What followed was by all standards a travesty of justice. Claude Sapp, the local U.S. Attorney charged with handling the case, failed to interview anyone except the bus driver, in fact, other veterans who witnessed the argument with the bus driver and had signed affidavits were never called as witnesses and their statements were not introduced as evidence. Sapp only called upon. The defense was as unprofessional with Shull’s lawyer using racial epitaphs, “The way he spoke is not how a sober nigger speaks in the south.” He called Shull himself as a witness and the bus driver Blackwell. Both insisted Sargent Woodward  was drunk and threatening; Shull said he drove Sargent Woodward  to the Veteran’s hospital himself  once it was clear he was wounded, this was perjury. He added that a conviction of Shull would be equal to South Carolina once again seceding from the union.

After the cases wrapped up Judge Julius Waring gave instructions to the all-white jury to review all evidence and do their due diligence as a jury, they took 15 minutes to do so and ruled Shull, Elliot Long, and other officers innocent. Waring was visibly upset with the verdict.
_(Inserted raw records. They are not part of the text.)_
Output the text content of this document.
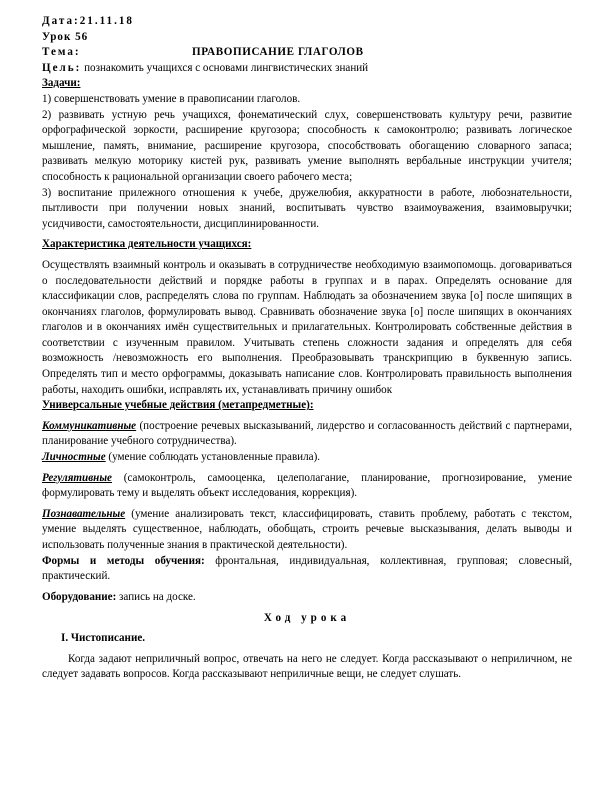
Дата:21.11.18

Урок 56

Тема:	ПРАВОПИСАНИЕ ГЛАГОЛОВ

Цель: познакомить учащихся с основами лингвистических знаний

Задачи:

1) совершенствовать умение в правописании глаголов.

2) развивать устную речь учащихся, фонематический слух, совершенствовать культуру речи, развитие орфографической зоркости, расширение кругозора; способность к самоконтролю; развивать логическое мышление, память, внимание, расширение кругозора, способствовать обогащению словарного запаса; развивать мелкую моторику кистей рук, развивать умение выполнять вербальные инструкции учителя; способность к рациональной организации своего рабочего места;

3) воспитание прилежного отношения к учебе, дружелюбия, аккуратности в работе, любознательности, пытливости при получении новых знаний, воспитывать чувство взаимоуважения, взаимовыручки; усидчивости, самостоятельности, дисциплинированности.

Характеристика деятельности учащихся:

Осуществлять взаимный контроль и оказывать в сотрудничестве необходимую взаимопомощь. договариваться о последовательности действий и порядке работы в группах и в парах. Определять основание для классификации слов, распределять слова по группам. Наблюдать за обозначением звука [о] после шипящих в окончаниях глаголов, формулировать вывод. Сравнивать обозначение звука [о] после шипящих в окончаниях глаголов и в окончаниях имён существительных и прилагательных. Контролировать собственные действия в соответствии с изученным правилом. Учитывать степень сложности задания и определять для себя возможность /невозможность его выполнения. Преобразовывать транскрипцию в буквенную запись. Определять тип и место орфограммы, доказывать написание слов. Контролировать правильность выполнения работы, находить ошибки, исправлять их, устанавливать причину ошибок

Универсальные учебные действия (метапредметные):

Коммуникативные (построение речевых высказываний, лидерство и согласованность действий с партнерами, планирование учебного сотрудничества).

Личностные (умение соблюдать установленные правила).

Регулятивные (самоконтроль, самооценка, целеполагание, планирование, прогнозирование, умение формулировать тему и выделять объект исследования, коррекция).

Познавательные (умение анализировать текст, классифицировать, ставить проблему, работать с текстом, умение выделять существенное, наблюдать, обобщать, строить речевые высказывания, делать выводы и использовать полученные знания в практической деятельности).

Формы и методы обучения: фронтальная, индивидуальная, коллективная, групповая; словесный, практический.

Оборудование: запись на доске.

Ход урока

I. Чистописание.

Когда задают неприличный вопрос, отвечать на него не следует. Когда рассказывают о неприличном, не следует задавать вопросов. Когда рассказывают неприличные вещи, не следует слушать.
Truman was so moved by the entire case and its outcome that he signed executive order 9808 that established the Civil Rights Commission by; a fifteen-member, interracial group, including the President of General Electric, Charles E. Wilson; academics such as John Sloan Dickey from Dartmouth College; and Sadie Tanner Alexander, a black attorney for the city of Philadelphia, as well as other activists.

In a 1947 speech, the President said that civil rights were a moral priority, and it was his priority for the federal government. He had seen by Woodard's and other cases that the issue could not be left to state and local governments. He said: “It is my deep conviction that we have reached a turning point in our country's efforts to guarantee freedom and equality to all our citizens. Recent events in the United States and abroad have made us realize that it is more important today than ever before to ensure that all Americans enjoy these rights. When I say all Americans—I mean all Americans.”

On February 2, 1948, Truman sent the first comprehensive civil rights bill to Congress. It had incorporated many of the thirty-five recommendations of his commission. In July 1948, over the objection of senior military officers, Truman issued Executive Order 9981, banning racial discrimination in the U.S. Armed Forces, and Executive Order 9980 to integrate the federal government. (Facilities had been segregated under President Woodrow Wilson). This was in response to a number of incidents against black veterans, most notably the Woodard case. The armed forces and federal agencies led the way in the United States for the integration of the workplace, public facilities, and schools. Over the decades, the decision meant that both institutions benefited from the contributions of minorities.

Sargent Woodard moved to New York City after the trial and was active to some extent in the Civil Rights movement. He died in a VA hospital in the Bronx in 1992.

 



 

Sources:

Woody Guthrie’s Song “The Blinding of Isaac Woodard”: https://www.youtube.com/watch?v=4A7A5VGjSFk

 

https://time.com/5950641/blinding-isaac-woodard/

https://www.scencyclopedia.org/sce/entries/woodward-isaac-beating-of/

https://www.blackpast.org/african-american-history/woodard-isaac-1919-1992/

Egerton, John. Speak Now Against the Day, Chapel Hill: The University of North Carolina Press, 1994.

Gergel, Richard. Unexampled Courage: The Blinding of Sgt. Isaac Woodard and the Awakening of President Harry S. Truman and Judge J. Waties Waring, FSG, 2019.